4 lb pork roast at room temperature
2 lbs sauerkraut (do not rinse)
1 Tbl caraway seeds
1 cup chopped yellow onion
½ cup light brown sugar
1 tsp kosher salt
1 tsp black pepper
½ tsp smoked paprika
2 Tbl olive oil
Preheat oven to 325 degrees F, rack in the middle.
Pat the pork dry and sprinkle the entire roast with salt, pepper and smoked paprika.
Heat a large non-stick pan over medium-high heat and add in the olive oil.
When the olive oil starts to simmer, carefully place the pork roast in.
Sear on all sides until golden brown – approx. 5-8 minutes per side.
In a lidded 6 quart Dutch Oven place the sauerkraut all over the bottom.
Sprinkle over the caraway seeds, onions and brown sugar.
Place the seared pork roast on top nestling it in the sauerkraut.

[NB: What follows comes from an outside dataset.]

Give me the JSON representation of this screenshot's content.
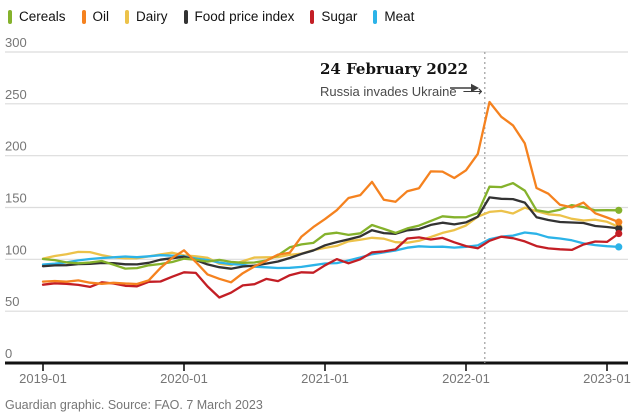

Cover tightly with a lid and bake for about 2 hours or until a meat thermometer reads 145 degrees.
Remove from the oven.
Carefully remove the roast from the pan and place on a cutting board covering loosely with foil.
Allow to cool for about 15 minutes before slicing.
NOTE: If you want to make this in the crock pot, pan sear the meat following the recipe and in the bottom of a 6 quart crock pot add in the sauerkraut, caraway seeds, onions, brown sugar and pork. Cover and cook on low for about 8-9 hours.